Satanée ciel bulgare. Toujours des nuages gris, bas. Nous ne sommes pas pressés de nous lever au bord d'un étang en rase campagne, au calme.
Un jeune couple sur une charrette à cheval passe à côté de nous, et nous explique qu'il a travaillé en France et faisait les vendanges en Champagne. Toujours aussi gentils les bulgares.
Un quart d'heure plus tard, un gros pick-up s'arrête un peu précipitamment et nous fait comprendre de partir sur le champs. A son ton, j'ai senti qu'il n'y avait aucune négociation possible. Pas toujours aussi sympa les bulgares.
L'argent rendrait-il à ce point inhospitalier, ou est ce le fait d'un pur hasard.
Donc ciel gris, mon rendez-vous pour aller voler ce matin sur un autre site accessible en voiture est largement compromis.

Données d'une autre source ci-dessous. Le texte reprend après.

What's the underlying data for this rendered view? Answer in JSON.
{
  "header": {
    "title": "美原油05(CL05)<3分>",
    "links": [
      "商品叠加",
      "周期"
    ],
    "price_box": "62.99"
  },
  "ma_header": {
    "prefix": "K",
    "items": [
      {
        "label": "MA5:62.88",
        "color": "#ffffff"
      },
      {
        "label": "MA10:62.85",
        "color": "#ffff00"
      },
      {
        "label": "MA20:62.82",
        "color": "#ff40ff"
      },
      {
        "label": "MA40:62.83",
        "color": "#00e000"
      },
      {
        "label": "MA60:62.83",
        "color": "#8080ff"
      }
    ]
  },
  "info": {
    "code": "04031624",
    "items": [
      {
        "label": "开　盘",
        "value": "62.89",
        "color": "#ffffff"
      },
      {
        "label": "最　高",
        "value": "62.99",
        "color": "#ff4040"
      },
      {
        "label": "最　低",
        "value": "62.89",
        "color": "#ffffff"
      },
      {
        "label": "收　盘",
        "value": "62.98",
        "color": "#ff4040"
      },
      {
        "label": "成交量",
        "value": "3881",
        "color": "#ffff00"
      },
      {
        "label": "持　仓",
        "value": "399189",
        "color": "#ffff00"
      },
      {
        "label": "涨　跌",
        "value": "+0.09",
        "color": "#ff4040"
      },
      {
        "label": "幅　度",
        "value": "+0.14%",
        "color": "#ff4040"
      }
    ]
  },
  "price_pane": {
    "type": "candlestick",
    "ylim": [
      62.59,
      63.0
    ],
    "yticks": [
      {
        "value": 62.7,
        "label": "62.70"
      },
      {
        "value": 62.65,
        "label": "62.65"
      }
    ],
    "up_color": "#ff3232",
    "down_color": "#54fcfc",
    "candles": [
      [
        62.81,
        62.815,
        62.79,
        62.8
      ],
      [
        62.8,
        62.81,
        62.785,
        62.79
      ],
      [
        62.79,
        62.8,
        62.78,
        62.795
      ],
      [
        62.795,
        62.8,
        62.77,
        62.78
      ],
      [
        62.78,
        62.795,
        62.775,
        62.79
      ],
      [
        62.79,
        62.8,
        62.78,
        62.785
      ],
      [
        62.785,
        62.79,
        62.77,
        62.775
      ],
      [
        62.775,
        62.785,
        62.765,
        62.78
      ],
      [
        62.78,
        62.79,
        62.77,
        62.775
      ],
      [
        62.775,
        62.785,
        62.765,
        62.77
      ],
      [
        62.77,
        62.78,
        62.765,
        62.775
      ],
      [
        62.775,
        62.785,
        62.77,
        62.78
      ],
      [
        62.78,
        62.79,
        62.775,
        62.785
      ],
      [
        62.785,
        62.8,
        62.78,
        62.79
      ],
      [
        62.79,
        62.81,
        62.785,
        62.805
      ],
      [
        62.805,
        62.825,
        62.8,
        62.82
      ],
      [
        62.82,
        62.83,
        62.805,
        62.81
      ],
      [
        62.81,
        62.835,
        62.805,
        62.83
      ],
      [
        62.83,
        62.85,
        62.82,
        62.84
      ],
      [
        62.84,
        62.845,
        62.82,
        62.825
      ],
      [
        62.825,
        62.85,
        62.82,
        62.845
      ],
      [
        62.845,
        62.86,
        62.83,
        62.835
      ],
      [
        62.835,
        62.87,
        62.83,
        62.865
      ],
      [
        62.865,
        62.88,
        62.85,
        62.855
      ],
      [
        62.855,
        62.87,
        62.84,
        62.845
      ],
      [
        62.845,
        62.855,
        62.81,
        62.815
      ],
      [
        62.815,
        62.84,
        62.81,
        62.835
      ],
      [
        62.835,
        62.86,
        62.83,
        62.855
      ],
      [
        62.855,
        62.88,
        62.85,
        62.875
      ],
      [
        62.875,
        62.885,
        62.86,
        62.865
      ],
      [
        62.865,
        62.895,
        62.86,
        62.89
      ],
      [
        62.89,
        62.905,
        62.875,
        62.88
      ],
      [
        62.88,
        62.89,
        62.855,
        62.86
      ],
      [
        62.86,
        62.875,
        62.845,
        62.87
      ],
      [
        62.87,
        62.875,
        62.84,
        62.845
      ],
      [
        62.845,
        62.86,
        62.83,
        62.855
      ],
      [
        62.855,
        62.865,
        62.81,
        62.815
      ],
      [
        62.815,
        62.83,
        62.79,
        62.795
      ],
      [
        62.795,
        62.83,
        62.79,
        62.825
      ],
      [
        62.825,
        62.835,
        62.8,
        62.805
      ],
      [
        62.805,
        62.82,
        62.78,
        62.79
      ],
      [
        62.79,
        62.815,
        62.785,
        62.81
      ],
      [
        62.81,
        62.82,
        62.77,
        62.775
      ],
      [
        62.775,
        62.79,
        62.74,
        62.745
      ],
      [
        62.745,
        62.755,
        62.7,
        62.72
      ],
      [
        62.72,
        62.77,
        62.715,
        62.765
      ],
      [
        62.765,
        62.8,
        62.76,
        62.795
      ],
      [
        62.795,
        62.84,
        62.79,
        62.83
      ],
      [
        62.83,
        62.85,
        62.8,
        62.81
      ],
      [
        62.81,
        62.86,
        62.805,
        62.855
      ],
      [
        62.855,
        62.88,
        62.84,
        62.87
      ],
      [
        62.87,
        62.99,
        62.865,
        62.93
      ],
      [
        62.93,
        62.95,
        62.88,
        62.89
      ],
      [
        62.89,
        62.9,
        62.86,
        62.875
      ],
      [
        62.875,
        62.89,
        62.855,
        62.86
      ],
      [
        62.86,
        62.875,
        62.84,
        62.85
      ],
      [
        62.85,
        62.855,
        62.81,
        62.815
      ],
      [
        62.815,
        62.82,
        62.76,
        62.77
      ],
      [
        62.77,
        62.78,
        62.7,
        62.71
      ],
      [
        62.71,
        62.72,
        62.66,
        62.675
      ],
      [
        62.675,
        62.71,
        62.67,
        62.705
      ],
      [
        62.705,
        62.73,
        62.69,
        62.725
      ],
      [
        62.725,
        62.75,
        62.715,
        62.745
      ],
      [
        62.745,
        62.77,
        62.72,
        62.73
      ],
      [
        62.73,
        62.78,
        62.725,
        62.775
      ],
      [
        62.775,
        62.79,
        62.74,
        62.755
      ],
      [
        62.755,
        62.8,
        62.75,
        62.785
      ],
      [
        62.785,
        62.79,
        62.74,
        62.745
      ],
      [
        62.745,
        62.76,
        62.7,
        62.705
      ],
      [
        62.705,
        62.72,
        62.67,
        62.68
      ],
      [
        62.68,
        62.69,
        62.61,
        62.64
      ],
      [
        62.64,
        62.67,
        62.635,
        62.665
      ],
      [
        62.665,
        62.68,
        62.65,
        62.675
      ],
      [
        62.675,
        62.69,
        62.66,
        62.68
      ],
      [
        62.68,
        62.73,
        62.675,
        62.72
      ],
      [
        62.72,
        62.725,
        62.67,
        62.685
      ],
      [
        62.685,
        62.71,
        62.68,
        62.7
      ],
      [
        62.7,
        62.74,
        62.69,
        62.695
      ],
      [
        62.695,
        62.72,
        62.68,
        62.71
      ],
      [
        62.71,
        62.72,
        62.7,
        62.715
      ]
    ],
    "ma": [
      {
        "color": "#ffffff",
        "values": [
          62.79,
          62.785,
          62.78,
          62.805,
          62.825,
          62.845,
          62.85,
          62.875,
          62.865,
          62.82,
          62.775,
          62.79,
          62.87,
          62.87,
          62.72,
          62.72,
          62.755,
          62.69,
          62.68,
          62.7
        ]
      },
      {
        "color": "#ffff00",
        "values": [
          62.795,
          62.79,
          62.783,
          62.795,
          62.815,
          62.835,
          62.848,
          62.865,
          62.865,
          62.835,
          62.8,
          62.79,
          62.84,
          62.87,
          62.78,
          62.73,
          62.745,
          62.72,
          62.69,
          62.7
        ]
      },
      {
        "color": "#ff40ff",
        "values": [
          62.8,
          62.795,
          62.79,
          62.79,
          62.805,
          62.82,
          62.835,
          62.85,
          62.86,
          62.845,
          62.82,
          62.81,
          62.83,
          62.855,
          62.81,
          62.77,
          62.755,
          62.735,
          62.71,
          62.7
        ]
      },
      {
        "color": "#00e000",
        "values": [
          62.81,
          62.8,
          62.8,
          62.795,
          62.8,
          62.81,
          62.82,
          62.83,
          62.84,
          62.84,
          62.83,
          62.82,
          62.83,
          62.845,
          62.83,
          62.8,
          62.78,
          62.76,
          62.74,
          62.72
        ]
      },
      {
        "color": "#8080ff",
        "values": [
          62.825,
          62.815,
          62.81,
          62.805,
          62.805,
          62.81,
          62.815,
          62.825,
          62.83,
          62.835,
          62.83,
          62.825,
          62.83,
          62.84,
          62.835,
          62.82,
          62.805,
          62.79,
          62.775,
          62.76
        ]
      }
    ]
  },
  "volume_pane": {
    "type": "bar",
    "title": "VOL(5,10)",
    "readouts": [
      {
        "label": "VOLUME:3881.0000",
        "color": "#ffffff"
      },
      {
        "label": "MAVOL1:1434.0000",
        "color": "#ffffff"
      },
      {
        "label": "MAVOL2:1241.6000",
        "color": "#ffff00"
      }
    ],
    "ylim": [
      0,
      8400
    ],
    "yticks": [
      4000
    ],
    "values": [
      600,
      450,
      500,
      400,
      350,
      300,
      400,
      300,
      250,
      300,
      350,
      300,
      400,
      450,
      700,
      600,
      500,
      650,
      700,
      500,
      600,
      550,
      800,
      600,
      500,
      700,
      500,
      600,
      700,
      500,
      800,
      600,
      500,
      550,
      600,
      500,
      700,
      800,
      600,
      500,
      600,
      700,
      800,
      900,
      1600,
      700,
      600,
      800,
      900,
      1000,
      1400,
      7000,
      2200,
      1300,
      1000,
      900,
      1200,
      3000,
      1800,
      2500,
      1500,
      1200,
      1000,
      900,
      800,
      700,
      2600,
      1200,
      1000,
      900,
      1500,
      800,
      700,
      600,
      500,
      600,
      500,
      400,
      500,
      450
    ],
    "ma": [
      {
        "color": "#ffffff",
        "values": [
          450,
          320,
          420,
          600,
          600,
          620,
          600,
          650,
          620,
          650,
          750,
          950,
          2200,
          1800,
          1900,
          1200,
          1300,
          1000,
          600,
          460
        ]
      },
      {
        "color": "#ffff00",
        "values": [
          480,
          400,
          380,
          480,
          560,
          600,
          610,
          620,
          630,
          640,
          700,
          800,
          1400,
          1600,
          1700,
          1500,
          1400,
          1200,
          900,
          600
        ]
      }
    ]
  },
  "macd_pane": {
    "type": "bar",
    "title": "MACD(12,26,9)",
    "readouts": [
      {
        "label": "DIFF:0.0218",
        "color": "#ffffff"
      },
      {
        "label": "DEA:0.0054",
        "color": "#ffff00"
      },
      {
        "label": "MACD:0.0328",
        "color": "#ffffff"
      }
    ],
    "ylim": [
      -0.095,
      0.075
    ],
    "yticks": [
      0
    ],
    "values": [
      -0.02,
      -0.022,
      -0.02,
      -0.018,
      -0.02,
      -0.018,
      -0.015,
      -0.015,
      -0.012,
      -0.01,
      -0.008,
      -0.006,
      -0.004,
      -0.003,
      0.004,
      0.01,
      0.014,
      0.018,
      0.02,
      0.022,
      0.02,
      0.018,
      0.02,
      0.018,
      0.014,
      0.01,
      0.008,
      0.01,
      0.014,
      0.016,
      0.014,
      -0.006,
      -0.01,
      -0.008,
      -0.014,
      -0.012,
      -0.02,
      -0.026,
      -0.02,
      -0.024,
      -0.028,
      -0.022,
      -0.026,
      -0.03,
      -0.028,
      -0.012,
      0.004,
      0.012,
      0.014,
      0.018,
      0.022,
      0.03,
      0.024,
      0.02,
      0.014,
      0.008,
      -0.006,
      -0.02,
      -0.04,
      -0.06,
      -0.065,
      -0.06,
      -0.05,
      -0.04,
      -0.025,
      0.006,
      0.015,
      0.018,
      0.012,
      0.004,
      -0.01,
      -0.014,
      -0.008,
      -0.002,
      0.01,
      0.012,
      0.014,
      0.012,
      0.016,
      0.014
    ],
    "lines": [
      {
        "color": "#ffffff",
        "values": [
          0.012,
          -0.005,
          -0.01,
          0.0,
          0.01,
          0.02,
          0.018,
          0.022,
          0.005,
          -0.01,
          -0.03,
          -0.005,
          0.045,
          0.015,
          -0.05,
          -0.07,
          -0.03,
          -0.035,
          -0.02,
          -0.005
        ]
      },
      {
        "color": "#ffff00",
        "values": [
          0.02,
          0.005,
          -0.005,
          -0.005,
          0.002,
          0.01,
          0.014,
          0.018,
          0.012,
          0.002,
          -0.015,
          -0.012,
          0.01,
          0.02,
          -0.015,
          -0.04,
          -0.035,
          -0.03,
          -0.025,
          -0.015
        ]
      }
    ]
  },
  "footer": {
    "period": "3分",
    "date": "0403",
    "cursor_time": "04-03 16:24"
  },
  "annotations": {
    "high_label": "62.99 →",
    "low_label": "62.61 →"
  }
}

Nous visons alors, non loin de Sopot un village qui semblerait très authentique, coloré, et tout et tout. Koprivchtitsa. Faut s'entraîner pour prononcer ces noms...
Ce détour en vaut vraiment la peine. Une grande partie du bourg se compose de ces maisons typiques, faites de pierres et de bois joliment peintes et décorées. Des bleues, des rouges, jaunes.... Les jardins fleuris et entretenus égayent le paysage. Buccolique et authentique, ce coin.
Sur les portes des maisons ou jardins sont placardées tous les défunts du lieu avec photos. Ça fait bizarre.
Le ciel s'ouvre vite, brise de sud, jolis cum. Hum !!! Ça sent bon un après midi de vol.
On y va, je vérifie les conditions, toujours seul évidemment. Ça me semble impeccable pour un premier vol bulgare.
Régal et beaux paysages sous mes pieds.
Après une heure de bons thermiques je me pose à côté d'Irène, tel le chevalier servant aux pieds de sa princesse qui m'attend patiemment que j'ai fini mes conneries.
L'anecdote du soir au bivouac : nous sommes bien planqués dans une forêt, la douche est prise, peignoirs enfilés et nous regardons les photos de la journée. La pénombre est installée.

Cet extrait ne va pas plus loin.